Novembre, mois des morts aux églises Saint-Norbert et Saint-Christophe

22 octobre 2015

Pour une 2e année, la MRC d’Arthabaska et la Ville de Victoriaville invitent la population aux soirées «Novembre, mois des morts». Deux soirées jumelant le patrimoine religieux, l’art et le spectacle sur le thème de la mort. Cette année, ces événements se dérouleront aux églises Saint-Norbert à Saint-Norbert-d’Arthabaska et Saint-Christophe à Victoriaville.

Beau temps, mauvais temps, l’activité débutera par une visite de cimetière, à 18 h 30, et se poursuivra à l’intérieur de l’église jusqu’à 20 h, aux dates suivantes :

• Mercredi 4 novembre — Cimetière et église Saint-Norbert, Saint-Norbert d’Arthabaska;

• Mercredi 11 novembre – Cimetière et église Saint-Christophe, Victoriaville.

Deux soirées pour découvrir l’art funéraire des cimetières, revoir les trésors de nos églises, sentir les vibrations des tuyaux d’orgue, en apprendre sur les rituels funéraires et sur de sombres histoires qui hantent nos municipalités. Deux cimetières, deux églises, deux récits différents.

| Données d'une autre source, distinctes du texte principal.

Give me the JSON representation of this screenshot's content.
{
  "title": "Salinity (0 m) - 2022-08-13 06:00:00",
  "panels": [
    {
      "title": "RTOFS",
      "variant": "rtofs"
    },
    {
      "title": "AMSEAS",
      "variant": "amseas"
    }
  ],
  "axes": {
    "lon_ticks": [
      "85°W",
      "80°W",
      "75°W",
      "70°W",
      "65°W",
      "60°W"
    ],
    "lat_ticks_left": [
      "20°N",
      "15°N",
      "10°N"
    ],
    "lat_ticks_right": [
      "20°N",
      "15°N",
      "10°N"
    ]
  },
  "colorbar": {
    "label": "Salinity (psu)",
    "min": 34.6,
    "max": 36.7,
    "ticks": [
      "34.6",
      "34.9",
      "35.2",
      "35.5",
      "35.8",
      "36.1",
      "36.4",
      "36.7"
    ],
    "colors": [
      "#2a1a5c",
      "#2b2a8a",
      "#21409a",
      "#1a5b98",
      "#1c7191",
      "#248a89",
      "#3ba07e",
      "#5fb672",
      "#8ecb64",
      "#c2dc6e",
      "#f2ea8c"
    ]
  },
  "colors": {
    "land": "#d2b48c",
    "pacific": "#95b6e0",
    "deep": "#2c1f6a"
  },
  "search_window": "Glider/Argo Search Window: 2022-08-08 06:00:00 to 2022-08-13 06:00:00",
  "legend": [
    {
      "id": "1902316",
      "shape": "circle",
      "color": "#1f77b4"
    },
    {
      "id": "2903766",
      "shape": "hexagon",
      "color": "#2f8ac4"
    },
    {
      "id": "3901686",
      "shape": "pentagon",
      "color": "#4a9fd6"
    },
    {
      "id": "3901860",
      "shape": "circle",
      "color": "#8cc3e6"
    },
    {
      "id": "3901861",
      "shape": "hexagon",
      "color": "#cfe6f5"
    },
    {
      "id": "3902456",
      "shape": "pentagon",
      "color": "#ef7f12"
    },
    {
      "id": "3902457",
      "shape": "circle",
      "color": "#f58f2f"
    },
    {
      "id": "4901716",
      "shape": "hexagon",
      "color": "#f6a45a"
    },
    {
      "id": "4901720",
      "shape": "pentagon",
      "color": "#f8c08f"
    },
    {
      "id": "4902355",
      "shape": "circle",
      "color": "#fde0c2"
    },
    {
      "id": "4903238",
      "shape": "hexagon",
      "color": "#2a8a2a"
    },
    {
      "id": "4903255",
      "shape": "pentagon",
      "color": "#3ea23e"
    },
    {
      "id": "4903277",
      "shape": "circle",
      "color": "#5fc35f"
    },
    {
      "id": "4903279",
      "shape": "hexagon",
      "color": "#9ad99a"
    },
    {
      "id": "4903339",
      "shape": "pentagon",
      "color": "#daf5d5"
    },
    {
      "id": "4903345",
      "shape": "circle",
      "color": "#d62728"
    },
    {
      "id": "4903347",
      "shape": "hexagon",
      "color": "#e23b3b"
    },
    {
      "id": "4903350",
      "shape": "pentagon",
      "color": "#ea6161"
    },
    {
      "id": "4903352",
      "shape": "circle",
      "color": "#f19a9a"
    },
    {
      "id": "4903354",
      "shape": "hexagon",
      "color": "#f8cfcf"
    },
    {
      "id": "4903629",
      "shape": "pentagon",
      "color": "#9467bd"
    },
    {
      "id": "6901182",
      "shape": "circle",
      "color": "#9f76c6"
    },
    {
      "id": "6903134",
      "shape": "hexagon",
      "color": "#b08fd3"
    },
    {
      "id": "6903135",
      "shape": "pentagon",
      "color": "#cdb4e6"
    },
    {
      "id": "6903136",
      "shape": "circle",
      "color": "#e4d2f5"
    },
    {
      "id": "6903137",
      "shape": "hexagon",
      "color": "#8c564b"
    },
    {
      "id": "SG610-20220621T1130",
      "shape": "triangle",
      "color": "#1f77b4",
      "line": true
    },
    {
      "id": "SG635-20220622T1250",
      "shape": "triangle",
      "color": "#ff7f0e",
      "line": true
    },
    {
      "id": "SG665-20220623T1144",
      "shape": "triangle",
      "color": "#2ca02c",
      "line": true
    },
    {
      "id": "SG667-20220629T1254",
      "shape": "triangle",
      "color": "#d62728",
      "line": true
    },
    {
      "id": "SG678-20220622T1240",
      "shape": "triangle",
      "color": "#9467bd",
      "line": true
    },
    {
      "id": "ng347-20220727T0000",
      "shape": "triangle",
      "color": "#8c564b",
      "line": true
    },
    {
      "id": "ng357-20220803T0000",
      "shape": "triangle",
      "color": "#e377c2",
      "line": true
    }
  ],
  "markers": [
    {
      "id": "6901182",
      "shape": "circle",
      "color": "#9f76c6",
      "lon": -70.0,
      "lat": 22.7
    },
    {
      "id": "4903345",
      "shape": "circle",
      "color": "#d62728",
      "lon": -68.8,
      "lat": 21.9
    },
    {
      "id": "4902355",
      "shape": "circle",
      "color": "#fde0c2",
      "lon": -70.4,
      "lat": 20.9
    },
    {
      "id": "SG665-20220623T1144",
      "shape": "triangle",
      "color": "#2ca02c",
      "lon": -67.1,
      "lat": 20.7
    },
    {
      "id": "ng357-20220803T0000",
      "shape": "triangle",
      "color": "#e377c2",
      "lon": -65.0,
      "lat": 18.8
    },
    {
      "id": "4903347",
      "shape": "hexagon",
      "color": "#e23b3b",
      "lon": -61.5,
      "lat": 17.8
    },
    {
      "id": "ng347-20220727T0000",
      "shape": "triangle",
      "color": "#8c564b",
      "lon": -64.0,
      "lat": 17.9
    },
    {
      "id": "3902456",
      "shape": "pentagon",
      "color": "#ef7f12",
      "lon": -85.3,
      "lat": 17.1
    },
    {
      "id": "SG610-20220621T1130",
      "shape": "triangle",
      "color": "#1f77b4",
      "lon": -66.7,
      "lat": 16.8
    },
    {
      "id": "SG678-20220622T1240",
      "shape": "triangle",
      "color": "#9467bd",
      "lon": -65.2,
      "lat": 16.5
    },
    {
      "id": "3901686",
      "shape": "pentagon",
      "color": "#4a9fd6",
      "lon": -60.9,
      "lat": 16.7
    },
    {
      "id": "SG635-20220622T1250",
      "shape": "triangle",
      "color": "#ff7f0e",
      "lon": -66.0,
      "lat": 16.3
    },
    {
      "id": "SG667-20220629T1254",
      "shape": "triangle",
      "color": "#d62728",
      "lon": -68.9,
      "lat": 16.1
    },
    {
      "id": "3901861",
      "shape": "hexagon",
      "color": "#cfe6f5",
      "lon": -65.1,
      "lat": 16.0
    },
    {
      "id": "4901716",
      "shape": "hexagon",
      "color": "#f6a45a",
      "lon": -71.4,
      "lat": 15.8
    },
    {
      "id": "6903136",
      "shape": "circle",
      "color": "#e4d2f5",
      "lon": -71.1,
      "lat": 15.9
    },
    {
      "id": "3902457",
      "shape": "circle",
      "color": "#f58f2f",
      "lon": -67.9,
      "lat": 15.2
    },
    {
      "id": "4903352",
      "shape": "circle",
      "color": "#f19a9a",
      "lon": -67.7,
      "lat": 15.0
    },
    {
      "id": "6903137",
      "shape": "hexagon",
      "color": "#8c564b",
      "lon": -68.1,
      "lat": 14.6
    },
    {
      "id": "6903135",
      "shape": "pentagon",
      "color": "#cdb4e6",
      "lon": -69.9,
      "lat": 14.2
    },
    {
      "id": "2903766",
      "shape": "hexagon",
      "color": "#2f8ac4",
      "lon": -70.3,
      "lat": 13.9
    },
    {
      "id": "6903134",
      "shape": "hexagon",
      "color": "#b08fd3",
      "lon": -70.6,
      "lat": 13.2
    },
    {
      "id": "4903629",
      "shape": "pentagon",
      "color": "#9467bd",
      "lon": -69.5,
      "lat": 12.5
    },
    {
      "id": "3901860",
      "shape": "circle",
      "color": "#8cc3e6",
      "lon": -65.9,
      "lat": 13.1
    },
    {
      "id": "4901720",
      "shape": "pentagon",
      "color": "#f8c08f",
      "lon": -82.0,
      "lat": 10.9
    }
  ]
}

Une expérience culturelle unique par son aspect théâtral et son côté un peu sombre ! La mise en scène et la narration seront assurées par le comédien Pierre-Luc Houde, les textes sont écrits par Monique Giroux, l’art funéraire des cimetières sera commenté par Nancy Shaink et Martin Yelle assurera le volet musical.

Prétexte à la mise en valeur du patrimoine religieux, le mois de novembre et sa symbolique nous permet, le temps de quelques soirées, de visiter les cimetières et les églises de Victoriaville ainsi que de la MRC d’Arthabaska et souligner l’importance de les préserver. Ces visites commentées et animées se tiendront à la noirceur. Il est suggéré d’apporter une lampe de poche et de se vêtir chaudement. L’activité est offerte gratuitement.

Le projet Novembre, mois des morts est réalisé grâce à l’Entente de développement culturel conclue entre la MRC d’Arthabaska, la Ville de Victoriaville et le ministère de la Culture et des Communications du Québec.